Y el panorama es peor en el caso de los negros y los latinos, con tasas de desempleo superiores a las de los blancos, tal como recordó hoy Obama.

La marcha por los empleos y la libertad de Washington de hace medio siglo "nos enseña que no estamos atrapados por los errores de la historia, que somos dueños de nuestro destino", enfatizó Obama, quien llamó a sus compatriotas a trabajar juntos y a "reavivar las brasas de la empatía".

"Sé que el camino será largo, pero sé que podemos llegar", pronosticó el presidente, convencido de que la misma "imaginación" y el "espíritu" que impulsaron hace 50 años a King y a todos los que marcharon junto a él están presentes en los jóvenes de hoy.

"Porque ellos marcharon, Estados Unidos se volvió más libre y más justo no solo para los afroamericanos, también para las mujeres y los latinos, asiáticos e indígenas, católicos, judíos y musulmanes, homosexuales y discapacitados", enfatizó Obama.

Ese 28 de agosto de 1963 "Estados Unidos cambió para ti y para mí", afirmó Obama al añadir que, además, "el mundo entero sacó fuerzas de ese ejemplo".

Pero "deshonraríamos a aquellos héroes si sugiriéramos que el trabajo está completo (...) Asegurar las ganancias de este país requiere una vigilancia constante, no complacencia", advirtió al mismo tiempo.

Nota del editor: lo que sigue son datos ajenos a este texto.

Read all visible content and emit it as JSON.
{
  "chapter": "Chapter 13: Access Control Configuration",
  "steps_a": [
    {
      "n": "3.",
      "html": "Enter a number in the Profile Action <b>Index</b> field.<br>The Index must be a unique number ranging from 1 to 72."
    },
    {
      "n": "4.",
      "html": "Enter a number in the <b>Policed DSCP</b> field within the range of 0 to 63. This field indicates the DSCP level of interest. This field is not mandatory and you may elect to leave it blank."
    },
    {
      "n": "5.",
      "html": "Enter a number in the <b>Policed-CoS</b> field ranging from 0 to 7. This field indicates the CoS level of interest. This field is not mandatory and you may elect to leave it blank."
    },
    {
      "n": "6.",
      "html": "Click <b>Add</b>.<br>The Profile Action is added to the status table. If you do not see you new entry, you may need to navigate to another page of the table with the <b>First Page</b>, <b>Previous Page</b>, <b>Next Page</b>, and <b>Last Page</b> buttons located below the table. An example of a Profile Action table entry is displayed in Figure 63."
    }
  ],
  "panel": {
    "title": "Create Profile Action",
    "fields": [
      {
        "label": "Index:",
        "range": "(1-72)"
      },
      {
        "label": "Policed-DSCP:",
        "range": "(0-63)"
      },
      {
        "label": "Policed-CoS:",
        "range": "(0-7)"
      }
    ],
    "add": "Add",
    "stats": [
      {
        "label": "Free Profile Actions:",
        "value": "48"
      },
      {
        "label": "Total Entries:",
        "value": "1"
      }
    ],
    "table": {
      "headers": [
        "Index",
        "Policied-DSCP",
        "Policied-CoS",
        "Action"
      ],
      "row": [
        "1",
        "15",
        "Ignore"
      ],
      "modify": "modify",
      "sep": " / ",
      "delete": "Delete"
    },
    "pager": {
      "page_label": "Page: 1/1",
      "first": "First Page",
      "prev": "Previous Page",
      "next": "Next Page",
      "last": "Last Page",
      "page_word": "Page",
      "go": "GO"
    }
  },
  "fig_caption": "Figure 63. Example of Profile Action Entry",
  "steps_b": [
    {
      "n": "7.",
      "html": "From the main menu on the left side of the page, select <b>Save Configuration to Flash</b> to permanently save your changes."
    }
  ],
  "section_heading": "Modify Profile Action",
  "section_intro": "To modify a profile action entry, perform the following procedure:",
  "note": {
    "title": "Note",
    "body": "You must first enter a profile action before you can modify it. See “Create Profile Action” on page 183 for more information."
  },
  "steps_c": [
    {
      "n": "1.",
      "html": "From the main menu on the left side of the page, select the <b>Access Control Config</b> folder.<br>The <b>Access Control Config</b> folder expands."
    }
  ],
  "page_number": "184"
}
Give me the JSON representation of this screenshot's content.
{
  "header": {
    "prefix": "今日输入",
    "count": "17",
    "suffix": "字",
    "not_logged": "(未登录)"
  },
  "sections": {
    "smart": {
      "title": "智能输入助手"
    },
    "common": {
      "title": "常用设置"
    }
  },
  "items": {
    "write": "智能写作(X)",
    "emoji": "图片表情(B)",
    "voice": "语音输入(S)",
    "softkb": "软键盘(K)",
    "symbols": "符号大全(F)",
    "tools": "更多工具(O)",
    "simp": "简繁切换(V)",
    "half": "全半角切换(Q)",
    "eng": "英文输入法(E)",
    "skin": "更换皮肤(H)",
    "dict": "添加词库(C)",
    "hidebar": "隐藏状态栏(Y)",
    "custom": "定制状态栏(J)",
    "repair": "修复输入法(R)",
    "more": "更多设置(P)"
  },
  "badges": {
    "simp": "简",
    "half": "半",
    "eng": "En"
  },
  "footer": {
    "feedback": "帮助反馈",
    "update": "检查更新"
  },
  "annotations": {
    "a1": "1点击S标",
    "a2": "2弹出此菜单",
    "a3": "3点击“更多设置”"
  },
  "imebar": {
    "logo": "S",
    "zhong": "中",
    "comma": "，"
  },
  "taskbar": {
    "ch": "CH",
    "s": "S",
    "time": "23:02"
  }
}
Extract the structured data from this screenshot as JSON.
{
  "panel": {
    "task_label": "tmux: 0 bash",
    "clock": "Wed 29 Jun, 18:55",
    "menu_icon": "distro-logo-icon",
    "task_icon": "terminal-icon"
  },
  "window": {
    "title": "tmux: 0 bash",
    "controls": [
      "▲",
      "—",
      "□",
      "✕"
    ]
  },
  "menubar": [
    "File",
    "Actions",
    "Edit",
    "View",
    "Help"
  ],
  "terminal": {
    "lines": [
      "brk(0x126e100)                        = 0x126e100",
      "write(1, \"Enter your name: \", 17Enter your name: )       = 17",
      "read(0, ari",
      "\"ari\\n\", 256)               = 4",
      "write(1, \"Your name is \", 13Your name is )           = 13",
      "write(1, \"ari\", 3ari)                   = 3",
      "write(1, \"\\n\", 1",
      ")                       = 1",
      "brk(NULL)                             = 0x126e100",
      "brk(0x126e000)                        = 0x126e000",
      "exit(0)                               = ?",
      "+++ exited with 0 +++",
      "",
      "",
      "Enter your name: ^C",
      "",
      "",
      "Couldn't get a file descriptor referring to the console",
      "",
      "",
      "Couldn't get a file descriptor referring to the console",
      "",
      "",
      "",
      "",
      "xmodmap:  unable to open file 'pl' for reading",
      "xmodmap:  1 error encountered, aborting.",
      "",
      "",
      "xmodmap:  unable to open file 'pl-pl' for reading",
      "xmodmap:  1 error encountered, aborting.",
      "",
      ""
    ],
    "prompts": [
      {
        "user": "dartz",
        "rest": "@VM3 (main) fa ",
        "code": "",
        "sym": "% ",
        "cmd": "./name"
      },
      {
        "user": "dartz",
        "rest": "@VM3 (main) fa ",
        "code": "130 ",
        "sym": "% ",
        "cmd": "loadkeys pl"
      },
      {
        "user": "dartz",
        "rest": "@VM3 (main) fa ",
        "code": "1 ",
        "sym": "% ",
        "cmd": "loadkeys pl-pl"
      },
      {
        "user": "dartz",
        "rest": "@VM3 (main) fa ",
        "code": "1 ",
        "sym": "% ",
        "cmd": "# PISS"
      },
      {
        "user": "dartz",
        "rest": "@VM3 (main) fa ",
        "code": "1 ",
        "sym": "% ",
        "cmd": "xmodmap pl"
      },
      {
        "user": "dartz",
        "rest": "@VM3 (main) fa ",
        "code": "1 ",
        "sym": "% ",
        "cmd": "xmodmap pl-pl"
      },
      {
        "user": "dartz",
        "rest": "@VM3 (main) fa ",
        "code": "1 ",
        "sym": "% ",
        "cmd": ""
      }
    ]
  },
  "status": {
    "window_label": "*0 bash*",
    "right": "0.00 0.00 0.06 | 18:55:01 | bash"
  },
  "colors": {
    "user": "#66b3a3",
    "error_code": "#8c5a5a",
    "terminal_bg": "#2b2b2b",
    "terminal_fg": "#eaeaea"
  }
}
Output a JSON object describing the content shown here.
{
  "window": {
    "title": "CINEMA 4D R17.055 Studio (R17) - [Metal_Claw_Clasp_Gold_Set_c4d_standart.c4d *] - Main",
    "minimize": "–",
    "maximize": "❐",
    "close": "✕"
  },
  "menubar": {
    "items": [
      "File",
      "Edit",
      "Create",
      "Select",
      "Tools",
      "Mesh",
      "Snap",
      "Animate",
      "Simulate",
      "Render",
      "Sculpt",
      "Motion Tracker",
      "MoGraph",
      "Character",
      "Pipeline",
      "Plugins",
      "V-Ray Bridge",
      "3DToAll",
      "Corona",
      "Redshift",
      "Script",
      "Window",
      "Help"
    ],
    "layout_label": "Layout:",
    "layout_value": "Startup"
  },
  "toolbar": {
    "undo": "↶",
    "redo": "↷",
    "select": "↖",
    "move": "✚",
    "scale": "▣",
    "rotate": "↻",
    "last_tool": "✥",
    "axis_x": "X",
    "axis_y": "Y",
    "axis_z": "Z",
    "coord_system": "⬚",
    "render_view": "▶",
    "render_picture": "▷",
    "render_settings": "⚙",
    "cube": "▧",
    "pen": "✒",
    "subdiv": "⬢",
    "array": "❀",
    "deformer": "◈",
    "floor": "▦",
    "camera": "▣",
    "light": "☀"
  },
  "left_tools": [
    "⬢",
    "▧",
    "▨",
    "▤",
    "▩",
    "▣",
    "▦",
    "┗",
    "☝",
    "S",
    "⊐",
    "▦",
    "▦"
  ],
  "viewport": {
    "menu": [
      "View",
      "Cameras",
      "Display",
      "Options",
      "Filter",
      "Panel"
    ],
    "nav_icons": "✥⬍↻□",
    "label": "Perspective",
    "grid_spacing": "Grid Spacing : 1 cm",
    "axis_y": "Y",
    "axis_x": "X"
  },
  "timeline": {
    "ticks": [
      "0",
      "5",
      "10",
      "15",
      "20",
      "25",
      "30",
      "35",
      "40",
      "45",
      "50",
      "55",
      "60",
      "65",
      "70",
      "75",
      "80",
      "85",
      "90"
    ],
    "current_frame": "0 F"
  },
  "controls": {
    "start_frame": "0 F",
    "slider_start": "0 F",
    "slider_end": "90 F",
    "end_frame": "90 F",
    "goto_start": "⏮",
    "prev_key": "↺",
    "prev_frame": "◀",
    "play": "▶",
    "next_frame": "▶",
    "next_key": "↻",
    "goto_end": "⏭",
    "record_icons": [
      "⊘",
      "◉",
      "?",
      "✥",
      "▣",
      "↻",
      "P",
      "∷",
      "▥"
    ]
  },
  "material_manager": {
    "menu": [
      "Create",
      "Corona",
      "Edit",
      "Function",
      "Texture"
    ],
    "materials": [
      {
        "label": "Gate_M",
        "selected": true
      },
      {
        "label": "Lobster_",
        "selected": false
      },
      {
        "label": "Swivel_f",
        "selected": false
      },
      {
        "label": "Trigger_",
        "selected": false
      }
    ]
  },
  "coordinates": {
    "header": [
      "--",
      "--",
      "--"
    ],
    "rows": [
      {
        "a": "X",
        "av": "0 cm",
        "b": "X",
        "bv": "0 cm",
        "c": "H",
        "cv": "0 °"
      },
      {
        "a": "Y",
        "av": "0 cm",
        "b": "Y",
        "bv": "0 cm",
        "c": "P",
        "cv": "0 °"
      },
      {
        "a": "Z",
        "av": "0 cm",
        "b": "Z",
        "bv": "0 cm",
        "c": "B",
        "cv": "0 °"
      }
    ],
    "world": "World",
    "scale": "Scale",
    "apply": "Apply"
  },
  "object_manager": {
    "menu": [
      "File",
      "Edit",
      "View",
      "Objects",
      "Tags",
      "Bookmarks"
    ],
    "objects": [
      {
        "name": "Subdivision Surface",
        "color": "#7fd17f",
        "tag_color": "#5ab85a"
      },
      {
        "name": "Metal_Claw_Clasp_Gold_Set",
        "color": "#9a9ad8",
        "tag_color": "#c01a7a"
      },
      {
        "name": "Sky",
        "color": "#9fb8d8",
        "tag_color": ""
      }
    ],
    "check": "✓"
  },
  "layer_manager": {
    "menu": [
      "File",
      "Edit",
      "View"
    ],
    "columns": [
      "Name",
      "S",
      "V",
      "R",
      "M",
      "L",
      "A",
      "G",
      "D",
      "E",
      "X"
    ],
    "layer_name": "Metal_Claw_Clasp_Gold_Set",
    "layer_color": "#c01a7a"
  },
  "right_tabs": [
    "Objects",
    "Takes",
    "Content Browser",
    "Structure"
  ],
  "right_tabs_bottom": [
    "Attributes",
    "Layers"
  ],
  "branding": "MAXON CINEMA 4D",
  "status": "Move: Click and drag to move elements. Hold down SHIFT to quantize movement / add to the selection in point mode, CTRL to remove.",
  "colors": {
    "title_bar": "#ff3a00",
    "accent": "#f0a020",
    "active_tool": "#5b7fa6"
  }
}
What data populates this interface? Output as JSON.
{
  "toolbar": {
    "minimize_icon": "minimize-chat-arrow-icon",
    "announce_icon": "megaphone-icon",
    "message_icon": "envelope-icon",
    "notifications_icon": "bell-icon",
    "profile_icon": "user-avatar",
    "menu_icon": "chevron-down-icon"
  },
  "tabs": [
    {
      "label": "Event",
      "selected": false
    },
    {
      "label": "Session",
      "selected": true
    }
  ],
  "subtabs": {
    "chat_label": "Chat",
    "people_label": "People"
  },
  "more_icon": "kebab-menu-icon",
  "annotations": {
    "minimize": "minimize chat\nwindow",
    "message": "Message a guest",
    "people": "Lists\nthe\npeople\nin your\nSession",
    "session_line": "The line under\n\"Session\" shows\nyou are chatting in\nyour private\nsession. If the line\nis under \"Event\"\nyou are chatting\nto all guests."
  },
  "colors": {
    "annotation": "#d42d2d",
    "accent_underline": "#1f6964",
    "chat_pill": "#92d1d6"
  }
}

Miles de personas se congregaron en el Mall de Washington para rendir homenaje a Luther King y escuchar a Obama y a las decenas de oradores que precedieron al presidente.

Entre esos oradores estuvieron actores como Jamie Foxx y Forest Whitaker, la estrella de la televisión Oprah Winfrey, el reverendo Al Sharpton y Caroline Kennedy, la hija del asesinado presidente John F. Kennedy, así como los exmandatarios Jimmy Carter y Bill Clinton.

"Es altamente improbable que alguno de nosotros tres (Carter, Clinton y Obama) hubiésemos pasado por la Casa Blanca o estuviésemos en esta plataforma si no hubiera sido por Martin Luther King y su cruzada por los derechos civiles", afirmó Carter.
Clinton, por su parte, dijo que "es hora de dejar de quejarse" y de cooperar para terminar con el "terrible estancamiento político" que afecta hoy a Washington.

El expresidente también aludió a la reciente decisión del Tribunal Supremo de anular una parte central de la Ley del Derecho al Voto de 1965, que protege el derecho al sufragio de las minorías.

"Una gran democracia no puede hacer más difícil votar que comprar un arma de asalto", advirtió Clinton al respecto.